Landmarks
The patient is positioned supine with the head slightly rotated to the contralateral side on a pillow (Figure 10.2). The cricoid cartilage can be used as a landmark to identify the C5/6 vertebral level.
Block performance
A high frequency probe should be used with the depth set to 2–3 cm, as the nerve roots are located superficially. The probe is placed about 2 cm cephalad and parallel to the clavicle. A slight caudal or cephalad tilting of the ultrasound probe may help improve visualization of the brachial plexus in the interscalene groove. A 25 mm needle is recommended for most children as the plexus is very superficial. A tangential caudal oriented needle approach from lateral to medial direction to the plexus is recommended to reduce the risk of needle injury to the spinal cord (Figure 10.2). The needle can be inserted in-plane or out-of-plane. The in-plane approach is described here. Firstly, the anterior and middle scalene muscles and the cervical nerve roots are visualized in the short axis (Figure 10.3). The needle is then advanced in a lateral to medial direction until the needle tip is located in the interscalene groove just lateral to the superficial brachial plexus nerve roots (Figure 10.4). Once the needle tip is in the correct position up to 0.5 ml/kg of 0.2% ropivacaine is injected under ultrasound guidance (maximum of 20 ml).

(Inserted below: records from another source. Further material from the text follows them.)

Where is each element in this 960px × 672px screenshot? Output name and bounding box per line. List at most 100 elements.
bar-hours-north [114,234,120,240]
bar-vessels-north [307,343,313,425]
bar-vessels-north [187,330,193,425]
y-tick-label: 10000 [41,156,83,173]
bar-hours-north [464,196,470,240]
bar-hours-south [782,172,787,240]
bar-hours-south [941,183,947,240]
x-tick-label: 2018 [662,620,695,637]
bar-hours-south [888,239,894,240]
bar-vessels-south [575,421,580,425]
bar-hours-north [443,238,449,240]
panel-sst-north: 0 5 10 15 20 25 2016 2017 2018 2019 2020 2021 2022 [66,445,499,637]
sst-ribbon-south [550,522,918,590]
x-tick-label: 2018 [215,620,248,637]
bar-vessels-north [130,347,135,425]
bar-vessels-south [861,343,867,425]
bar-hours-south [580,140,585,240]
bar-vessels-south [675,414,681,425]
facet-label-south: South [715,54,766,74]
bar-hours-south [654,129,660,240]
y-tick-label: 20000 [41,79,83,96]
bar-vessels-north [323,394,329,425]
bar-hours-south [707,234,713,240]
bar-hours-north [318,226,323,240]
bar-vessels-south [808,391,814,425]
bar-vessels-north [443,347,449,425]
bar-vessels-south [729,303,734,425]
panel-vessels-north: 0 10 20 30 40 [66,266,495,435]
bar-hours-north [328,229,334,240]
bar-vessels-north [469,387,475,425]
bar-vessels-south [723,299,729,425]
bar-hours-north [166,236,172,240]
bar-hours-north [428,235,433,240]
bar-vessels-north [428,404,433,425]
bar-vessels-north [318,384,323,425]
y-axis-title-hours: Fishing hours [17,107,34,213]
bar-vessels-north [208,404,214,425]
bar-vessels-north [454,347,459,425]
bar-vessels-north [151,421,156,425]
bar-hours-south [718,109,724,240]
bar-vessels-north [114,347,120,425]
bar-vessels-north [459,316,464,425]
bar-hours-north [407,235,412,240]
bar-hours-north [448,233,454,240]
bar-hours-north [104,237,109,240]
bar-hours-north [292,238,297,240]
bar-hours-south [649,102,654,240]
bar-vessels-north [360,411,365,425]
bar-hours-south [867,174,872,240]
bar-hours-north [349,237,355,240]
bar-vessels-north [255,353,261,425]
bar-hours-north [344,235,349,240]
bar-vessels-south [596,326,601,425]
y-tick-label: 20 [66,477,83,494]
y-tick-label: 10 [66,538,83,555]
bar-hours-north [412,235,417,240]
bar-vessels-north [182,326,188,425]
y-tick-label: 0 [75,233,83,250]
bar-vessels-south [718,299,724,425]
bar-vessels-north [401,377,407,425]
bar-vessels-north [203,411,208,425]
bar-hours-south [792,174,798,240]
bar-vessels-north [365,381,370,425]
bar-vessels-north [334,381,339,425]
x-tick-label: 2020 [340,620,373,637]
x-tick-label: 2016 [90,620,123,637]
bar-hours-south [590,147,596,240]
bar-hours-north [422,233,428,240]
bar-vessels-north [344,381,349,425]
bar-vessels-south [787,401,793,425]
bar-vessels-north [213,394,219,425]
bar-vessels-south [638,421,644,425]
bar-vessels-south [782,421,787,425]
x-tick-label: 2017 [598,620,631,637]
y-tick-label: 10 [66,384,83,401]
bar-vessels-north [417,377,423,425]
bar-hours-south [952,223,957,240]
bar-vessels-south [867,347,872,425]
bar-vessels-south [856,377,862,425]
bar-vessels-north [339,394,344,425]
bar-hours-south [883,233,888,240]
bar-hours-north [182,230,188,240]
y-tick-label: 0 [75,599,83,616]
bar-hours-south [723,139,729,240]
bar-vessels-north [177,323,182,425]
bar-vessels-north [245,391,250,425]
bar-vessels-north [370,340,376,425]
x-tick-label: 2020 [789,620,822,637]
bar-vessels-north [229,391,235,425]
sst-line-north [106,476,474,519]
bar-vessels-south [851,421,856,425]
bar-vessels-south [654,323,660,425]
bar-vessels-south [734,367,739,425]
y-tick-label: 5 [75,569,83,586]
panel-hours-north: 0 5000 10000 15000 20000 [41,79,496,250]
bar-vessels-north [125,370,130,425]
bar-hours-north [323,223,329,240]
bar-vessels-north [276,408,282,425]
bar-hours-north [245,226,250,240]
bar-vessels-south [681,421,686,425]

Continuous catheter technique
The modified lateral approach is the common technique for placement of a continuous ISB catheter (Borgeat et al., 2003). The patient position and probe orientation are similar to that of a single injection technique. Once the needle is positioned in the interscalene groove the needle tip location can be confirmed with nerve stimulation or by injecting a small amount of dextrose 5% through the needle (Fredrickson et al., 2009). This will help confirm that the needle tip is in the interscalene groove and also ease the advancement of the catheter into the interscalene space. The next part of the procedure is to maintain the needle position while inserting a catheter through the needle. If continuous ultrasound visualization is sought a second operator is needed to help pass the catheter. Once the catheter is inserted the catheter tip position is confirmed by visualizing an injection of a small amount of LA through the catheter. Following this confirmation the intended dose of LA is administered through the catheter. As these catheters are relatively superficial it is important to secure the catheter well to avoid accidental dislodgement. Catheters may be tunneled to decrease the risk of dislodgement. A drop of dermabond at the catheter insertion site can help reduce pericatheter leakage and help secure the catheter (Gurnaney et al., 2011). The catheter is secured using an adhesive skin preparation followed by a clear dressing to allow inspection of the catheter insertion site.
Post-operative care
The parents and child should be warned preoperatively about the potential for Horner’s syndrome with this block. In addition the risk of ipsilateral phrenic nerve block can lead to ventilatory compromise in children with a history of moderate to severe lung disease. A single injection block is expected to last 12–18 hours, and an analgesia plan should be in place for when the block resolves. The parents and child should be warned about the risk of temporary paresthesias and dysesthesias after an ISB as the risk is higher for the ISB (2–3%) compared to other brachial plexus blocks.
Continuous infusion for an interscalene catheter is initiated after the bolus intraoperatively or in the recovery room. Dilute bupivacaine, levobupivacaine or ropivacaine are used for the infusion. An infusion rate of 0.10–0.15 ml/kg with a maximum rate of 10 ml/h is recommended for the continuous infusion. Addition of adjuvants has not been beneficial for continuous nerve blocks.